Dr. Catherine Woodward is a faculty associate and lecturer in the UW-Madison botany department. She is co-founder and vice president of the Ceiba Foundation for Tropical Conservation. She spends her spring semesters teaching an undergraduate field course in Ecuador - a geographical focus of her research and of the Ceiba Foundation's work.
She also swims, canoes, takes her mountain bike off-road, plays pond hockey, practices yoga, explores caves and goes scuba diving. She finds time to garden, water-ski and lace up her in-line skates.
Amid the demands of the scientific life, Woodward, 40, manages to find balance in the sporting life.
For anyone struggling to fit one or two or three sports into a busy life, Woodward's example provides a lesson in accommodation. It involves the way she approaches recreation, and her willingness to be amenable whenever something's got to give. But to understand it, you have to follow her back to childhood and her gateway sport.
"I grew up ice-skating," she explains. "I have pictures of me when I was 4 years old, skating on figure skates." The joy of this memory registers on her face.
Living on Lake Mendota at Spring Harbor, she remembers, "We'd go right outside my parents' house, and all the neighborhood boys and maybe a girl or two would show up, and we'd just shovel a rink and get out there and play hockey."
She played in figure skates all the way into high school at Madison Memorial. She did not buy her first pair of hockey skates until the mid-1990s. "And still to this day," she says, "when women want to start playing hockey and they only have figure skates, I say go for it. It's fun. Don't trip over those toes."

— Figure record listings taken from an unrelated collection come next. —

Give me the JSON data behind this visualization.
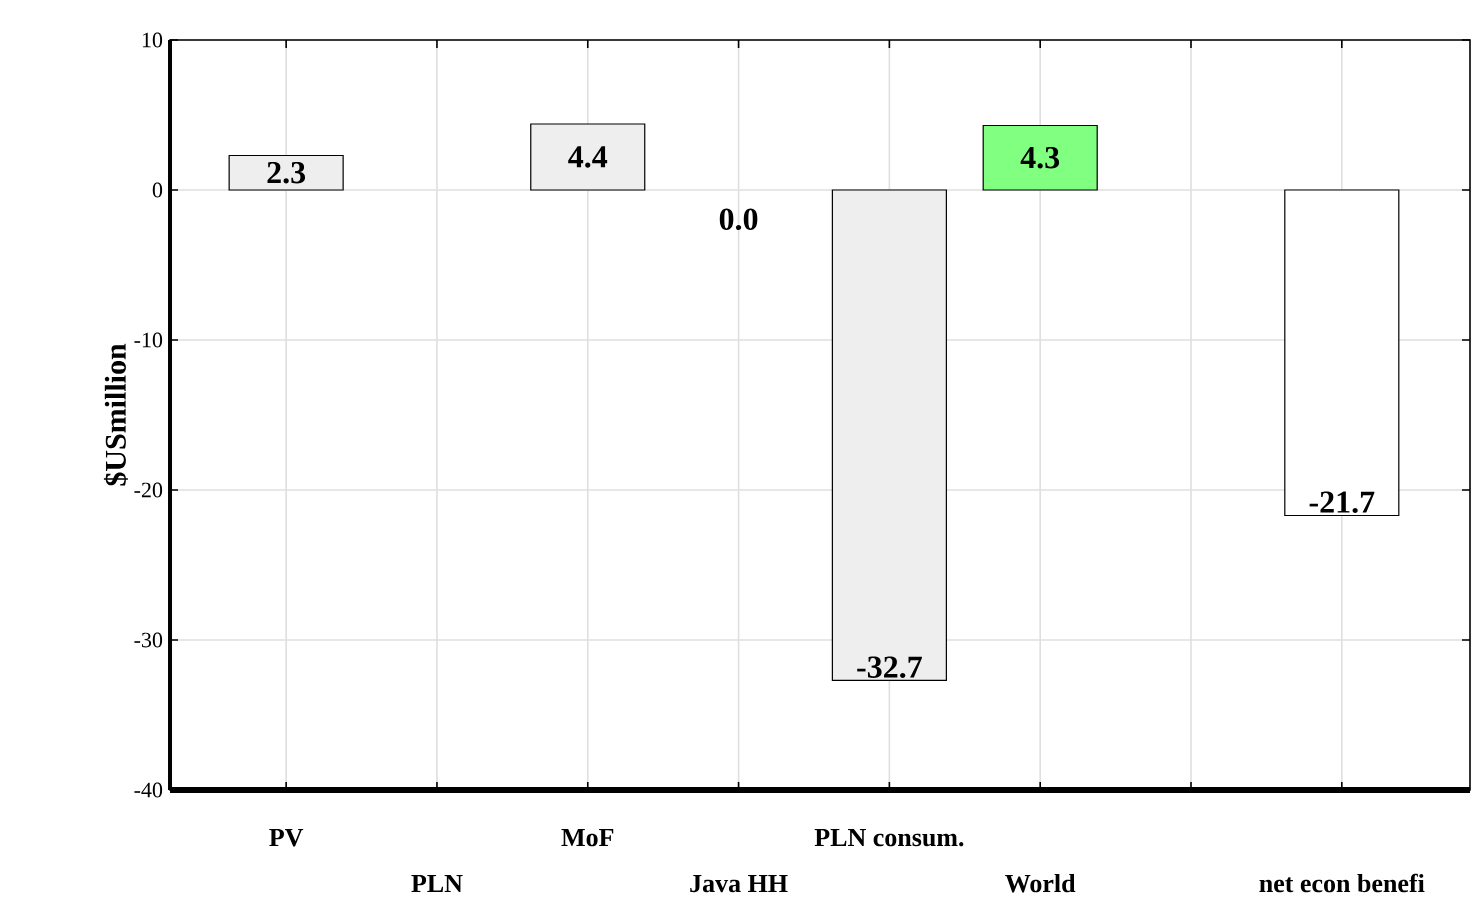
{
  "chart_data": {
    "type": "bar",
    "ylabel": "$USmillion",
    "categories": [
      "PV",
      "PLN",
      "MoF",
      "Java HH",
      "PLN consum.",
      "World",
      null,
      "net econ benefi"
    ],
    "values": [
      2.3,
      null,
      4.4,
      0.0,
      -32.7,
      4.3,
      null,
      -21.7
    ],
    "value_labels": [
      "2.3",
      null,
      "4.4",
      "0.0",
      "-32.7",
      "4.3",
      null,
      "-21.7"
    ],
    "colors": [
      "#eeeeee",
      "#eeeeee",
      "#eeeeee",
      "#eeeeee",
      "#eeeeee",
      "#80ff80",
      "#eeeeee",
      "#ffffff"
    ],
    "ylim": [
      -40,
      10
    ],
    "yticks": [
      -40,
      -30,
      -20,
      -10,
      0,
      10
    ],
    "grid": true
  }
}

This reflects her philosophy regarding recreation. The key: She pursues sports for sheer enjoyment, not competition.
That was always true, even when she joined the high school swim team. "That was my first serious sport," she says. She was on the swim team for a year and a half before she decided that waking up at 5 a.m. and staying after school until 5 p.m. "was not really for me."

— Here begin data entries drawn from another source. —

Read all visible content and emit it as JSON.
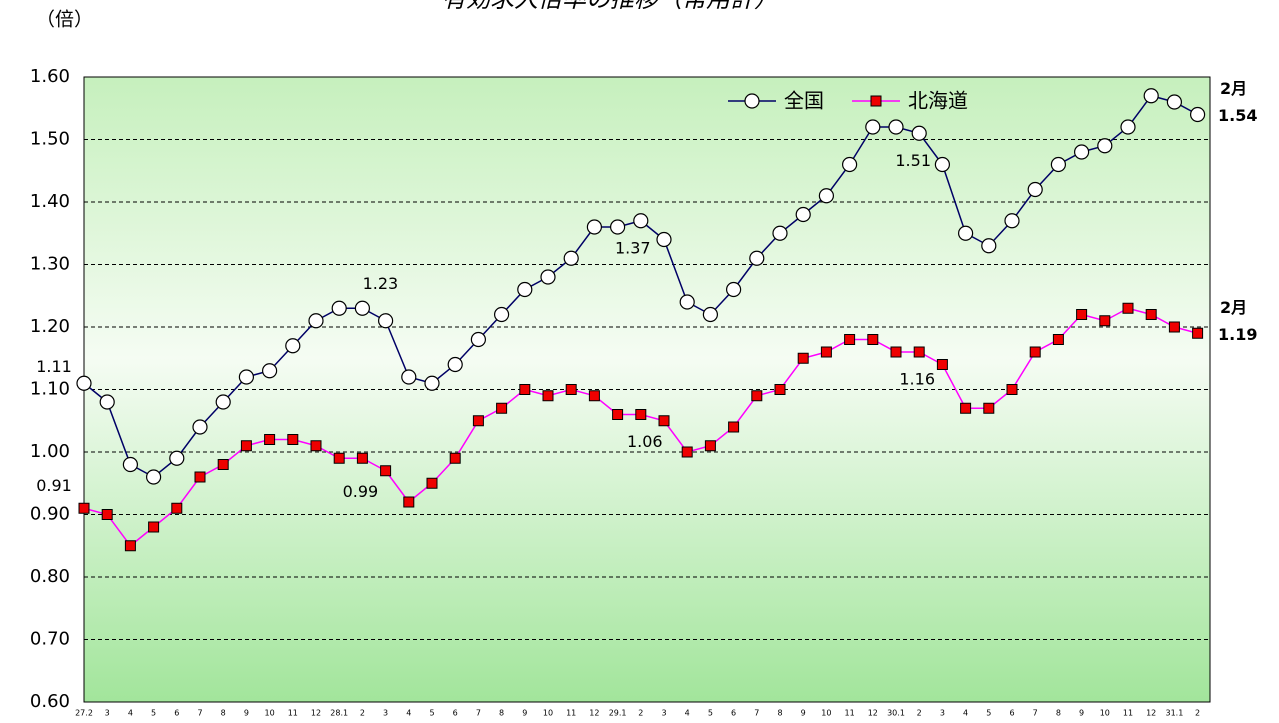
{
  "chart_data": {
    "type": "line",
    "title": "有効求人倍率の推移（常用計）",
    "y_label": "（倍）",
    "categories": [
      "27.2",
      "3",
      "4",
      "5",
      "6",
      "7",
      "8",
      "9",
      "10",
      "11",
      "12",
      "28.1",
      "2",
      "3",
      "4",
      "5",
      "6",
      "7",
      "8",
      "9",
      "10",
      "11",
      "12",
      "29.1",
      "2",
      "3",
      "4",
      "5",
      "6",
      "7",
      "8",
      "9",
      "10",
      "11",
      "12",
      "30.1",
      "2",
      "3",
      "4",
      "5",
      "6",
      "7",
      "8",
      "9",
      "10",
      "11",
      "12",
      "31.1",
      "2"
    ],
    "series": [
      {
        "name": "全国",
        "color": "#000066",
        "marker": "circle",
        "end_label": "2月",
        "values": [
          1.11,
          1.08,
          0.98,
          0.96,
          0.99,
          1.04,
          1.08,
          1.12,
          1.13,
          1.17,
          1.21,
          1.23,
          1.23,
          1.21,
          1.12,
          1.11,
          1.14,
          1.18,
          1.22,
          1.26,
          1.28,
          1.31,
          1.36,
          1.36,
          1.37,
          1.34,
          1.24,
          1.22,
          1.26,
          1.31,
          1.35,
          1.38,
          1.41,
          1.46,
          1.52,
          1.52,
          1.51,
          1.46,
          1.35,
          1.33,
          1.37,
          1.42,
          1.46,
          1.48,
          1.49,
          1.52,
          1.57,
          1.56,
          1.54
        ],
        "value_labels": [
          "1.11",
          null,
          null,
          null,
          null,
          null,
          null,
          null,
          null,
          null,
          null,
          null,
          "1.23",
          null,
          null,
          null,
          null,
          null,
          null,
          null,
          null,
          null,
          null,
          null,
          "1.37",
          null,
          null,
          null,
          null,
          null,
          null,
          null,
          null,
          null,
          null,
          null,
          "1.51",
          null,
          null,
          null,
          null,
          null,
          null,
          null,
          null,
          null,
          null,
          null,
          "1.54"
        ]
      },
      {
        "name": "北海道",
        "color": "#ff00ff",
        "marker": "square",
        "end_label": "2月",
        "values": [
          0.91,
          0.9,
          0.85,
          0.88,
          0.91,
          0.96,
          0.98,
          1.01,
          1.02,
          1.02,
          1.01,
          0.99,
          0.99,
          0.97,
          0.92,
          0.95,
          0.99,
          1.05,
          1.07,
          1.1,
          1.09,
          1.1,
          1.09,
          1.06,
          1.06,
          1.05,
          1.0,
          1.01,
          1.04,
          1.09,
          1.1,
          1.15,
          1.16,
          1.18,
          1.18,
          1.16,
          1.16,
          1.14,
          1.07,
          1.07,
          1.1,
          1.16,
          1.18,
          1.22,
          1.21,
          1.23,
          1.22,
          1.2,
          1.19
        ],
        "value_labels": [
          "0.91",
          null,
          null,
          null,
          null,
          null,
          null,
          null,
          null,
          null,
          null,
          null,
          "0.99",
          null,
          null,
          null,
          null,
          null,
          null,
          null,
          null,
          null,
          null,
          null,
          "1.06",
          null,
          null,
          null,
          null,
          null,
          null,
          null,
          null,
          null,
          null,
          null,
          "1.16",
          null,
          null,
          null,
          null,
          null,
          null,
          null,
          null,
          null,
          null,
          null,
          "1.19"
        ]
      }
    ],
    "ylim": [
      0.6,
      1.6
    ],
    "yticks": [
      {
        "value": 0.6,
        "label": "0.60"
      },
      {
        "value": 0.7,
        "label": "0.70"
      },
      {
        "value": 0.8,
        "label": "0.80"
      },
      {
        "value": 0.9,
        "label": "0.90"
      },
      {
        "value": 1.0,
        "label": "1.00"
      },
      {
        "value": 1.1,
        "label": "1.10"
      },
      {
        "value": 1.2,
        "label": "1.20"
      },
      {
        "value": 1.3,
        "label": "1.30"
      },
      {
        "value": 1.4,
        "label": "1.40"
      },
      {
        "value": 1.5,
        "label": "1.50"
      },
      {
        "value": 1.6,
        "label": "1.60"
      }
    ],
    "grid": true,
    "legend": "top-right"
  }
}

If she didn't stick with the team, she stayed in the pool. "I've been a recreational swimmer ever since," she says. She now swims a few thousand yards twice a week with a masters-level swim class. "It's fun," she says. Those two words again.
Woodward is adept at finding the fun in recreation. In the late 1980s, a friend suggested mountain biking and introduced her to the trails at Kettle Moraine State Forest. "It was so fun," Woodward remembers, "by '88 I did the Chequamegon Fat Tire Festival." Entering the 15-mile short race, she remembers, she did well enough to take pride in her performance. She still carries her trophy from that experience, a scar on her right hip.
After that, she veered away from competitive mountain biking, but she still pursued the sport for recreation. "I'm not a very competitive person by nature," she explains.
More than that, she adds, "One of the things that drives me both professionally and recreationally is adventure." So the same impulse that drives her work in tropical conservation also brings her to cave exploration in places like northern Mexico's Sotano de las Golondrinas, the renowned Pit of the Swallows, one of the deepest pits in the world.
"It's six acres at the base and one acre at the top, so it's bell-shaped," she says. "There are all these birds that live in the walls. And it's 1,400 feet. The Hancock Building could fit inside it. So you rappel down. So we did that for Y2K. It was fantastic."
Caving, she says, challenges her fears of tight places and darkness, and takes her to places few other people go.
"I really like - I really love - nature," she says. "I love being outdoors and expending energy, exploring. Feeling like I'm exploring is what drives me."
Still, although she has found ways to combine work and play, sometimes work comes first. Last winter, for example, work requirements trumped her greatest passion, pond hockey. The sport is "what I live for," says Woodward, who is drawn to it by the camaraderie.
When she moved back to Madison in the mid-1990s to be close to her mother and stepfather and pursue her doctorate, "I started playing immediately." Once again, she laced up her figure skates. The next week, she bought that used pair of hockey skates.
She missed out on pond hockey this season, though, because she was teaching in Ecuador. Missing the season only boosted her enthusiasm for the sport.
"It's not about how fast you are, how strong you are, how good you are," Woodward explains. "It's more about getting outside, being with people, enjoying yourself and staying in shape, and not so much about competition - for me, anyway. There are so many things to do."